Moody's Rates Hedge Funds

Date: Tuesday, September 5, 2006
Author: HFN Daily Report

Rating company Moody's Investors Service has begun evaluating and assigning operations quality ratings to hedge funds.

According to Moody's, hedge fund portfolios often lack transparency and are difficult to value. Also, since fund managers are often focused on portfolio management rather than on the details of day to day administration, investors are rightly concerned about operational risk.

To help give investors an independent third-party assessment, Moody's has assembled a team headed by managing director Gary Witt. A statistician by training, Witt also spent a decade trading derivatives at Citibank, General Re and Sakura Global Capital before joining Moody's in 2000.

Witt says the idea for having an operations risk-focused rating came from investors wanting to have a meaningful tool when evaluating funds.

"I spent a few months talking to investors, trying to figure out what would be a good product to offer," Witt says.

The Moody's team has come up with a monitored operations quality (OQ) ratings system that looks at operations but not market risk. The ratings range from OQ1, Excellent, to OQ5, Poor.

The highest rating, OQ1, is for funds with a very strong valuation process tailored to their investment strategies. They must have policies and procedures that are extensively documented, precisely executed and strongly enforced. All key service providers must be independent and highly proficient and well-qualified. Compliance risk for these funds is minimal, and background checks must have revealed no unresolved issues of concern.

For funds with the lowest rating, OQ5, there may be an inadequate valuation process and some key service providers could be of low quality or dependent on the fund. Compliance risk might be high and risk reporting could be lacking or absent. Background checks could also have revealed issues of concern.

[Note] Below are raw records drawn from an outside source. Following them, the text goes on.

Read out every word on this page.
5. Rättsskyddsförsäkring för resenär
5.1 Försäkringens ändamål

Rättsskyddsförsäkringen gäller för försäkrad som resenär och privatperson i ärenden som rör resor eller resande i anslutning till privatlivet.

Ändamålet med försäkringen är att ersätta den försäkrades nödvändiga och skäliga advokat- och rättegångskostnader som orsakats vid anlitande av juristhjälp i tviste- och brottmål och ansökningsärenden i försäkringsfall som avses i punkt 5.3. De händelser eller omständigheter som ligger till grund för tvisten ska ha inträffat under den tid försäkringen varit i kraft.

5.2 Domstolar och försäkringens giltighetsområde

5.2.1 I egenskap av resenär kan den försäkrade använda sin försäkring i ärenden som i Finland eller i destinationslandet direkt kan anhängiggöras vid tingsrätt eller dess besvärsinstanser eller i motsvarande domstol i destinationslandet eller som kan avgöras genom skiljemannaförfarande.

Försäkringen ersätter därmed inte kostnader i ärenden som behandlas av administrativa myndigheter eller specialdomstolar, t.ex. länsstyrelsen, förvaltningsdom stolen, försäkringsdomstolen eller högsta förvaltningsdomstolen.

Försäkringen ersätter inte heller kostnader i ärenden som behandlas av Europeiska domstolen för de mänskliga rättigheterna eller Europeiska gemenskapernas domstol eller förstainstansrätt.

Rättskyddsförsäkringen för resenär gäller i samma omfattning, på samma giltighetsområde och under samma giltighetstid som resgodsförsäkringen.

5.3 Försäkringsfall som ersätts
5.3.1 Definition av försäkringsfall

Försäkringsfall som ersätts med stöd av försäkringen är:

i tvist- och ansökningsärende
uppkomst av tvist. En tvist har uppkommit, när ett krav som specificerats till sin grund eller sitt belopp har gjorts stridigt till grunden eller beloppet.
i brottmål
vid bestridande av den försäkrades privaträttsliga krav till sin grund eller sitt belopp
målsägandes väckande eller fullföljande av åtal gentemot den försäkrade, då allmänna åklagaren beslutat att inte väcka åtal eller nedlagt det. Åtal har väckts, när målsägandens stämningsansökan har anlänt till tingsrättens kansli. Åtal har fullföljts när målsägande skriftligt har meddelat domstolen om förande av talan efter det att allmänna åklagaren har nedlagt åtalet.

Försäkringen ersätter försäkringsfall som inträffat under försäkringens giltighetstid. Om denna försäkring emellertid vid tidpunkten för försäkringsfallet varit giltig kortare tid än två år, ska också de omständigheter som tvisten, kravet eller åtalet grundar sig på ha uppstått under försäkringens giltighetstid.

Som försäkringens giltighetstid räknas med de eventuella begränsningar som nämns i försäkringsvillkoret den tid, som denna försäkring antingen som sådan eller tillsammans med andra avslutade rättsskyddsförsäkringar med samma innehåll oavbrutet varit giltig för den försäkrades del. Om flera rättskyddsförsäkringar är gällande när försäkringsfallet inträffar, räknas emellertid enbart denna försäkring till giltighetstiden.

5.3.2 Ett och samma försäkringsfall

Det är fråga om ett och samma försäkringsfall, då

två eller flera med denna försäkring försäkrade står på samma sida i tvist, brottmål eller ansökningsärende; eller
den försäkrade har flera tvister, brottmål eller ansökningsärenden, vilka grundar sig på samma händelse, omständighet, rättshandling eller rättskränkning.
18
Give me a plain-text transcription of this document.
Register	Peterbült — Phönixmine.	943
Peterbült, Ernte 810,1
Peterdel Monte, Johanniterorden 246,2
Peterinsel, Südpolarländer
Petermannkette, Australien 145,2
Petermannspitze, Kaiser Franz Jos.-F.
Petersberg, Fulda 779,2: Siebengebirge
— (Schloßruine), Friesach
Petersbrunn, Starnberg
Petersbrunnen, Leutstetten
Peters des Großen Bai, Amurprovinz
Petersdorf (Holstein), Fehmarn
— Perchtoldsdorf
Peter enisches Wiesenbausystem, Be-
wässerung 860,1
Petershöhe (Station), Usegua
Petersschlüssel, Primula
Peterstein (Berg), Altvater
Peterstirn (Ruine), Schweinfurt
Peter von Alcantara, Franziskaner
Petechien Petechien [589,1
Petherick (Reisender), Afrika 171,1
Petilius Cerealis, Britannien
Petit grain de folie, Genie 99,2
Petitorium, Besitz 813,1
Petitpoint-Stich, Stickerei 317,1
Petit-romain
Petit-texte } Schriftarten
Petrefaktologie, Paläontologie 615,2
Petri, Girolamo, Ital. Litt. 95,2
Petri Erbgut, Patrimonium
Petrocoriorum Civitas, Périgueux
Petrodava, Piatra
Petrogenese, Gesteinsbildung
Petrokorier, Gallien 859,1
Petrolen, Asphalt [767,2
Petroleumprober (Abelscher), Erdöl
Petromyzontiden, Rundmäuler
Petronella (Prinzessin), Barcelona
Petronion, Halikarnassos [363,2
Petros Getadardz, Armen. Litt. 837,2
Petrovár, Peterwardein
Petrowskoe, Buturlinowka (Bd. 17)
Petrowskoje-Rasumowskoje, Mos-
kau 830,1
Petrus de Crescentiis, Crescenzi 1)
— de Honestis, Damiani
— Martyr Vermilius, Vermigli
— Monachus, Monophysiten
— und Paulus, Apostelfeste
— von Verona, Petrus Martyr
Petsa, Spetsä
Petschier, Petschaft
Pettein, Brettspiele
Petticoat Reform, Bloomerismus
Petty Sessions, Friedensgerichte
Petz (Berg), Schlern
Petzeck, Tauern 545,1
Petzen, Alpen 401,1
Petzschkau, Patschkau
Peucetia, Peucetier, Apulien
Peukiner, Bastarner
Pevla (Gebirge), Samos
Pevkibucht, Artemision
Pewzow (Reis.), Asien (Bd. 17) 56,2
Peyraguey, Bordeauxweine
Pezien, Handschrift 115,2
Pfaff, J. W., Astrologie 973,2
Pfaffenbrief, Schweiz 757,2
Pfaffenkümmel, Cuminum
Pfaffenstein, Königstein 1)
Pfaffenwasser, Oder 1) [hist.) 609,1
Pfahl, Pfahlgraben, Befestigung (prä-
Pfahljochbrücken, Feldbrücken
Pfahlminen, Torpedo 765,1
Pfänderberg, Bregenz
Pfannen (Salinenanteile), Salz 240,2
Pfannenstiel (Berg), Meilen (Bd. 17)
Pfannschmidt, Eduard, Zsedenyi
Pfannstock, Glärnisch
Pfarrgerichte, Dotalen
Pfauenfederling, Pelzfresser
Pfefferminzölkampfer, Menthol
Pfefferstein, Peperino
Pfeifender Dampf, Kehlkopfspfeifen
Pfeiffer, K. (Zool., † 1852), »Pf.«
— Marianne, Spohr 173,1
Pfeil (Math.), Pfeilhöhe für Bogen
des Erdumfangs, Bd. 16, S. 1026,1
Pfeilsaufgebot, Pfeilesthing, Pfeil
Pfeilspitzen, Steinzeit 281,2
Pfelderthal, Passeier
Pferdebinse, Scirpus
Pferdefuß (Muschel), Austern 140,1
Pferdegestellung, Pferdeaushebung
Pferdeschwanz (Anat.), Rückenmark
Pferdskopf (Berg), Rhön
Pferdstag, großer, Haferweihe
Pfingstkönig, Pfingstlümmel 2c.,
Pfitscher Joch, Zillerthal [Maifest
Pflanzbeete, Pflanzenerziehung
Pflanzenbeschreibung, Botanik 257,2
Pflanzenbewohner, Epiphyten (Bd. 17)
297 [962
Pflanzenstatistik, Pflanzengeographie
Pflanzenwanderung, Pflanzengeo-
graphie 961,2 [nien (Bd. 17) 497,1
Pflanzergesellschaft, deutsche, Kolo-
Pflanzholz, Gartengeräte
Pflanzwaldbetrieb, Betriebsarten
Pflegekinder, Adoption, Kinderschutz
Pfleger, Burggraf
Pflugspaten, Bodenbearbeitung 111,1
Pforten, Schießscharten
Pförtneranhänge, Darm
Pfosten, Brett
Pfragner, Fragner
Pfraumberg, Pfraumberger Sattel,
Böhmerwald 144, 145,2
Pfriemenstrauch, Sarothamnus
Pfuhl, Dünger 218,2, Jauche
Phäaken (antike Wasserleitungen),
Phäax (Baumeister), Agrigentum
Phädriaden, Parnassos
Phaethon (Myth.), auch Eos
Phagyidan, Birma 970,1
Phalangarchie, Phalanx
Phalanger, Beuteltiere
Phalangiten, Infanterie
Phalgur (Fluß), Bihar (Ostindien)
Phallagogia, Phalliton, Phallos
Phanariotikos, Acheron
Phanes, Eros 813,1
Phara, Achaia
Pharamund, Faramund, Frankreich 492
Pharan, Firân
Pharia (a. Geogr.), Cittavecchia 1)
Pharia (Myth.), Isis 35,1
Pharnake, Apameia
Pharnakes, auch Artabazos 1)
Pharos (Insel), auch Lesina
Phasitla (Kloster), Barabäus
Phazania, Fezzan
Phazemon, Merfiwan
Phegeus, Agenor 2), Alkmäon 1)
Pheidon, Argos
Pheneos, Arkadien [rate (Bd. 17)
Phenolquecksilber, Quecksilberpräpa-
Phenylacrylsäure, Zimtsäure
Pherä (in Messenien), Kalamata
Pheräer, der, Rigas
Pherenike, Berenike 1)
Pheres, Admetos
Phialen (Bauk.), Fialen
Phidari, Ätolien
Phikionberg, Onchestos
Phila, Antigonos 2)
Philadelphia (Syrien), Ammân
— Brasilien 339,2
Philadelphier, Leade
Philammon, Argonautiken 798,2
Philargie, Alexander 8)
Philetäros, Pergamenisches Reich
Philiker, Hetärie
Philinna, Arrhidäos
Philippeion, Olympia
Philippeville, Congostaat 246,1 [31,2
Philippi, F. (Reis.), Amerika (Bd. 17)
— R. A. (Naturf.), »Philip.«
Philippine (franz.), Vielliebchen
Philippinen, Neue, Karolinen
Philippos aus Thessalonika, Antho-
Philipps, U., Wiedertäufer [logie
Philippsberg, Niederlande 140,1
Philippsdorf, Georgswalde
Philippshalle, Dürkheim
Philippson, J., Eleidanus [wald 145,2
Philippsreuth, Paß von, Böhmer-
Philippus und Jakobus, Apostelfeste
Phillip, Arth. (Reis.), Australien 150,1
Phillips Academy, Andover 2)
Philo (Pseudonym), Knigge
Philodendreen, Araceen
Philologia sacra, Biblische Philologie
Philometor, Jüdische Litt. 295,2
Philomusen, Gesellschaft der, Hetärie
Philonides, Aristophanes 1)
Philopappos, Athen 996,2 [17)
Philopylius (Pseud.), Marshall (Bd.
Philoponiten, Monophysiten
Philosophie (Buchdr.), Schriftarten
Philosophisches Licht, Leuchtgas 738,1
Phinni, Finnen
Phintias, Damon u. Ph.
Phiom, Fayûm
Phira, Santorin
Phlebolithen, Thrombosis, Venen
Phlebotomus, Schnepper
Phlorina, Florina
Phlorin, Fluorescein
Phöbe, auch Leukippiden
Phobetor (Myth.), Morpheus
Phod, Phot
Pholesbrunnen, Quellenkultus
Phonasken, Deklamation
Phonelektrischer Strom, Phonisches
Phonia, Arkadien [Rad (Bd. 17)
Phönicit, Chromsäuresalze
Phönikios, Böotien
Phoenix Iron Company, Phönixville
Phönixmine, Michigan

Where appropriate, Moody's may also add a plus or a minus modifier if a fund ranks in the higher or lower end of a designated category.

Moody's does not plan to issue unsolicited OQ ratings. If a fund manager makes a specific request for a rating, the Moody's team will request documentation and general information. This will include the investment management agreement, offering memorandum, subscription and redemption documents, internal control procedures, previous audit reports and other documents.

The ratings team will then discuss various issues with fund personnel before conducting an on-site visit. When necessary, the team will ask the manager for direct contact with third party service providers. Interviews with less known providers will naturally be more extensive than those with well known firms.

New York-based Sorin Capital Management was the first hedge fund firm to acquire a rating by Moody's. The fixed income relative value manager currently has about $335 million in assets under management. Moody's ranked Sorin OQ1-.

"In the rating that have just finished, we went to the administrator's offices, met with them, talked with them in detail about their business in general and about it specifically relative to this one fund," says Witt. "We talked to the auditor over the phone and we got a lot of background information about the auditor. The prime broker was somebody extremely well known to us."

As with other Moody's ratings, the team discusses a fund and then votes on a rating recommendation. The operations quality rating is then posted on the alternative investments area of Moody's Web site along with a report describing the firm's rationale for the rating.

People wanting to view the ratings have to demonstrate they are accredited investors. Then, with a user name and password, investors have access to ratings and rating reports at no charge.

The rating process will not end there, however. Moody's will continue to monitor the fund's processes and update ratings on at least an annual basis. Ratings will be updated more frequently if necessitated by fund-related events such as a change in auditor or administrator or the loss of a key person at the fund.

"The goal is to have annual reviews on site for each fund," says Witt. "They won't be as extensive as the initial rating." Witt says the amount of time the team spends will depend upon what has happened at the fund since the last visit and what new issues the team uncovers.

According to Witt, Moody's decided against rating market risk due to the special difficulties of measuring market risk in hedge funds. For one thing, hedge fund managers are notoriously proprietary and not excited about revealing the details of their positions to outsiders. Also, those positions change rapidly, and funds do not want firm restrictions on the risks they are allowed to take. While Witt says Moody's might consider rating market risk in the future, the firm is focused strictly on operational risk for now.

Witt says Moody's will likely tend to specialize in fixed-income funds to some extent, at least at the beginning, both because these funds are already familiar with Moody's and because there are more concerns about operations risk in fixed-income funds.